Frieden zwischen Stadt und Land

Mit seinen Voralpen, seinen Terroirprodukten oder Bildern von Sennen in der Tracht präsentiert sich Freiburg gerne von seiner ländlichen Seite. Man vergisst jedoch schnell, dass Freiburg kurz vor seinem Beitritt zur Eidgenossenschaft 1481 die verpönte Stellung als Stadtstaat zu schaffen machte. Den reibungslosen Beitritt unseres Kantons zur Schweiz verdanken wir dem Heiligen Bruder Klaus und seinen Vermittlerqualitäten. Durch seine territoriale Expansion und nur zaghafte Industrialisierung hat Freiburg nach und nach das Gesicht eines Agrarkantons angenommen.

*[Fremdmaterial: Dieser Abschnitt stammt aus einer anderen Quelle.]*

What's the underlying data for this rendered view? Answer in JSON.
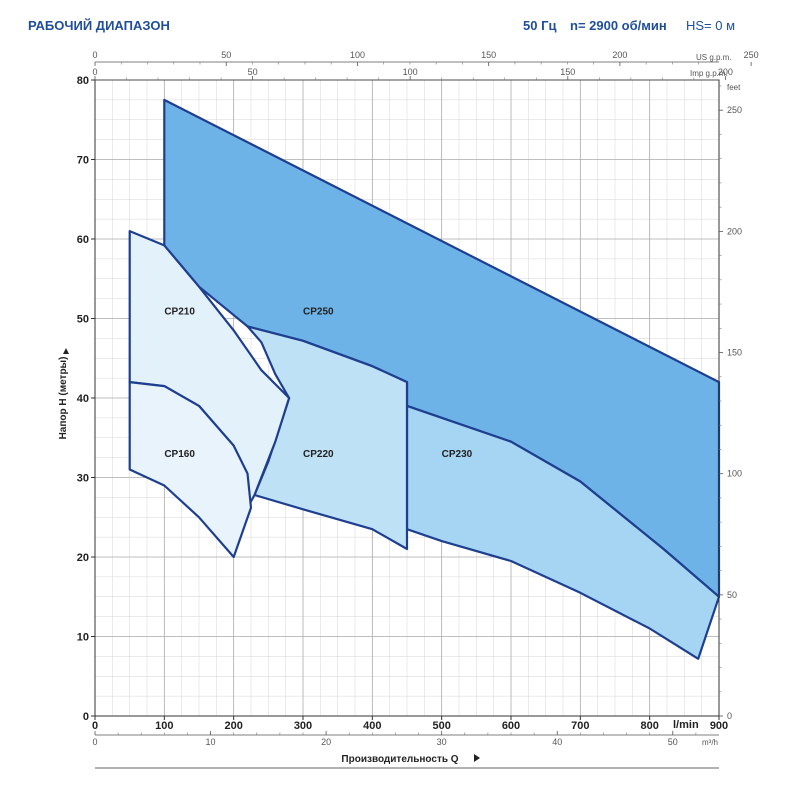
{
  "header": {
    "title": "РАБОЧИЙ ДИАПАЗОН",
    "frequency": "50 Гц",
    "speed": "n= 2900 об/мин",
    "suction_head": "HS= 0 м"
  },
  "chart_data": {
    "type": "area",
    "xlabel": "Производительность Q",
    "ylabel": "Напор H (метры)",
    "xunit": "l/min",
    "secondary_units": {
      "top1": "US g.p.m.",
      "top2": "Imp g.p.m.",
      "bottom": "m³/h",
      "right": "feet"
    },
    "xlim": [
      0,
      900
    ],
    "ylim": [
      0,
      80
    ],
    "x_ticks": [
      0,
      100,
      200,
      300,
      400,
      500,
      600,
      700,
      800,
      900
    ],
    "y_ticks": [
      0,
      10,
      20,
      30,
      40,
      50,
      60,
      70,
      80
    ],
    "us_gpm_ticks": [
      0,
      50,
      100,
      150,
      200,
      250
    ],
    "imp_gpm_ticks": [
      0,
      50,
      100,
      150,
      200
    ],
    "m3h_ticks": [
      0,
      10,
      20,
      30,
      40,
      50
    ],
    "feet_ticks": [
      0,
      50,
      100,
      150,
      200,
      250
    ],
    "grid": true,
    "series": [
      {
        "name": "CP250",
        "color": "#6db3e8",
        "label_at": [
          300,
          50.5
        ],
        "polygon": [
          [
            100,
            77.5
          ],
          [
            900,
            42
          ],
          [
            900,
            15
          ],
          [
            820,
            21
          ],
          [
            700,
            29.5
          ],
          [
            600,
            34.5
          ],
          [
            450,
            39
          ],
          [
            450,
            42
          ],
          [
            400,
            44
          ],
          [
            300,
            47.2
          ],
          [
            220,
            49
          ],
          [
            150,
            54
          ],
          [
            100,
            59.2
          ]
        ]
      },
      {
        "name": "CP230",
        "color": "#a6d5f3",
        "label_at": [
          500,
          32.6
        ],
        "polygon": [
          [
            450,
            39
          ],
          [
            600,
            34.5
          ],
          [
            700,
            29.5
          ],
          [
            820,
            21
          ],
          [
            900,
            15
          ],
          [
            870,
            7.2
          ],
          [
            800,
            11
          ],
          [
            700,
            15.5
          ],
          [
            600,
            19.5
          ],
          [
            500,
            22
          ],
          [
            450,
            23.5
          ]
        ]
      },
      {
        "name": "CP220",
        "color": "#bfe1f6",
        "label_at": [
          300,
          32.6
        ],
        "polygon": [
          [
            220,
            49
          ],
          [
            300,
            47.2
          ],
          [
            400,
            44
          ],
          [
            450,
            42
          ],
          [
            450,
            21
          ],
          [
            400,
            23.5
          ],
          [
            300,
            26
          ],
          [
            230,
            27.8
          ],
          [
            250,
            32
          ],
          [
            280,
            40
          ],
          [
            260,
            43
          ],
          [
            240,
            47
          ]
        ]
      },
      {
        "name": "CP210",
        "color": "#e3f1fb",
        "label_at": [
          100,
          50.5
        ],
        "polygon": [
          [
            50,
            61
          ],
          [
            100,
            59.2
          ],
          [
            150,
            54
          ],
          [
            200,
            48.5
          ],
          [
            240,
            43.5
          ],
          [
            280,
            40
          ],
          [
            260,
            34.5
          ],
          [
            230,
            27.8
          ],
          [
            220,
            26.2
          ],
          [
            200,
            34
          ],
          [
            150,
            39
          ],
          [
            100,
            41.5
          ],
          [
            50,
            42
          ]
        ]
      },
      {
        "name": "CP160",
        "color": "#e8f3fc",
        "label_at": [
          100,
          32.6
        ],
        "polygon": [
          [
            50,
            42
          ],
          [
            100,
            41.5
          ],
          [
            150,
            39
          ],
          [
            200,
            34
          ],
          [
            220,
            30.5
          ],
          [
            225,
            26.2
          ],
          [
            200,
            20
          ],
          [
            150,
            25
          ],
          [
            100,
            29
          ],
          [
            50,
            31
          ]
        ]
      }
    ]
  }
}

Von der Brückenstadt ist Freiburg zum Brückenkanton geworden. In einer Zeit der grenzenlosen und unmittelbaren Kommunikation, wo man in kurzer Zeit von einem Ort zum andern gelangt und sich die Aktivitäten auf gewisse städtische Zentren konzentrieren, ist es sich Freiburg schuldig, eine Lebensweise zu bewahren, wo Stadt und Land miteinander in Berührung kommen und sich ergänzen. Das Gleichgewicht zwischen Stadt und Land ist ein Plus, eine Lebensqualität, die geschätzt wird, aber gleichzeitig auch eine Herausforderung.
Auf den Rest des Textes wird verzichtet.